Your quality of sleep has a direct impact on your physical and mental well-being, including your temperament and ability to focus. Some people simply lay their head on the pillow, turn out the lights, and off to dreamland they go! But for most people, getting to sleep and then enjoying a good night’s sleep can be a challenge. Sometimes, just the thought of having to go to sleep is a source of stress.
 
Many things affect your quality of sleep, from what you eat, how active you are, screen time before bed, your room temperature, even your pillow! The good news is that there are ways you can control all of these factors to work in your favor, enabling you to fall asleep faster and into a deeper, longer-lasting sleep.

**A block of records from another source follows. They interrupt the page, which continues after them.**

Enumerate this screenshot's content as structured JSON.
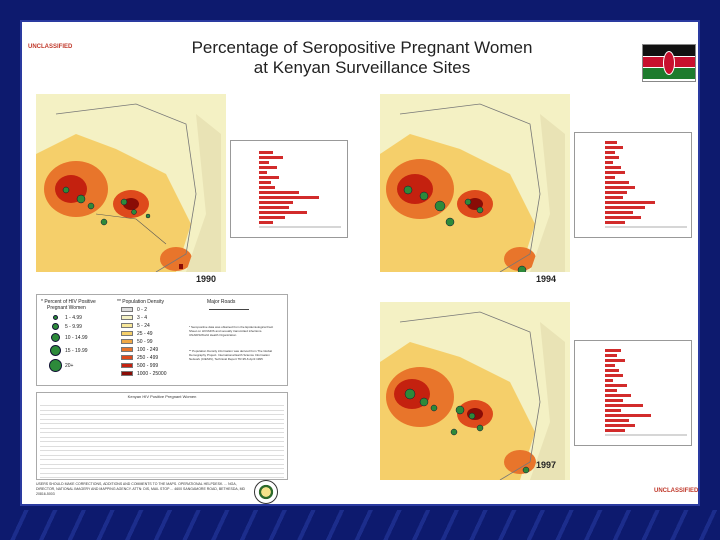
{
  "slide": {
    "classification_top": "UNCLASSIFIED",
    "classification_bottom": "UNCLASSIFIED",
    "title_line1": "Percentage of Seropositive Pregnant Women",
    "title_line2": "at Kenyan Surveillance Sites",
    "flag_icon": "kenya-flag-icon"
  },
  "maps": [
    {
      "year": "1990"
    },
    {
      "year": "1994"
    },
    {
      "year": "1997"
    }
  ],
  "legend": {
    "hiv_header_line1": "* Percent of HIV Positive",
    "hiv_header_line2": "Pregnant Women",
    "hiv_classes": [
      "1 - 4.99",
      "5 - 9.99",
      "10 - 14.99",
      "15 - 19.99",
      "20+"
    ],
    "density_header": "** Population Density",
    "density_classes": [
      "0 - 2",
      "3 - 4",
      "5 - 24",
      "25 - 49",
      "50 - 99",
      "100 - 249",
      "250 - 499",
      "500 - 999",
      "1000 - 25000"
    ],
    "density_colors": [
      "#dcdcdc",
      "#f4f1c4",
      "#f7e79a",
      "#f5cf6a",
      "#f0a845",
      "#e8752b",
      "#de4a1c",
      "#c4210f",
      "#8a0c06"
    ],
    "roads_header": "Major Roads",
    "note1": "* Seropositive data was obtained from the Epidemiological Fact Sheet on HIV/AIDS and sexually transmitted infections. UNAIDS/World Health Organization",
    "note2": "** Population Density information was derived from The Global Demography Project. International Earth Science Information Network (CIESIN), Technical Report TR-95-6 April 1995"
  },
  "table": {
    "title": "Kenyan HIV Positive Pregnant Women"
  },
  "footer": {
    "text": "USERS SHOULD MAKE CORRECTIONS, ADDITIONS AND COMMENTS TO THE MAPS. OPERATIONAL HELPDESK. ... NGA, DIRECTOR, NATIONAL IMAGERY AND MAPPING AGENCY. ATTN: DIS, MAIL STOP ... 4600 SANGAMORE ROAD, BETHESDA, MD 20816-5003",
    "seal_icon": "agency-seal-icon"
  }
}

While some sleep issues require medical attention, particularly if you suffer from frequent insomnia, the majority of sleep issues can be rectified naturally by following a few simple steps, both during the day and at night before bedtime.
 
How much sleep should you be getting?
Insufficient sleep can lead to cardiovascular disease, obesity and can even speed up the aging process!
 
Experts recommend that in order to achieve optimal physical and mental functionality, the average adult should get between 7-8 hours of sleep each night. School aged children require 9-11 hours and toddlers 9-10 hours with an average naptime of 2 hours during the day. And while some adults enjoy the indulgence of a daytime nap, anything longer than half an hour can prevent a restful sleep at nighttime.

7 tips for a more restful night’s sleep
  1. Create a bedtime ritual: Parents use bedtime rituals to get their young children to sleep and the same principle works for adults as well. Having a routine before bed helps to condition your mind and body for sleep. Some things to include may be your grooming routine (brushing your teeth, washing your face, taking a warm bath), reading a chapter from a book, deep-breathing meditation while sitting on your bed, or sharing the positives from your day with your partner before your head hits the pillow. Positive affirmations before bed have been proven to induce deeper sleep.
  2. Stick to a schedule: Research shows that sticking to the same bedtime each night reinforces your body’s natural sleep-wake cycle. If you feel that you don’t go to bed early enough, do not drastically change your bedtime but instead go to bed ten minutes earlier each night for a week. By the weekend, you will have set your body clock back by an hour, therefore gradually settling into a new schedule whereby you are getting an extra hour of sleep each night.
  3. Be mindful of what you eat and drink: You should never go to bed hungry or over-full. The discomfort of either sensation will keep you awake. As a general rule of thumb, give yourself at least three hours to fully digest your last meal before going to bed. If you must snack in the evenings after dinner, stick to light foods that are easy to digest. Your body will burn the majority of the energy from that last meal in your final waking hours, so that by the time you go to sleep, your metabolism has slowed down and your body is better prepared to sleep.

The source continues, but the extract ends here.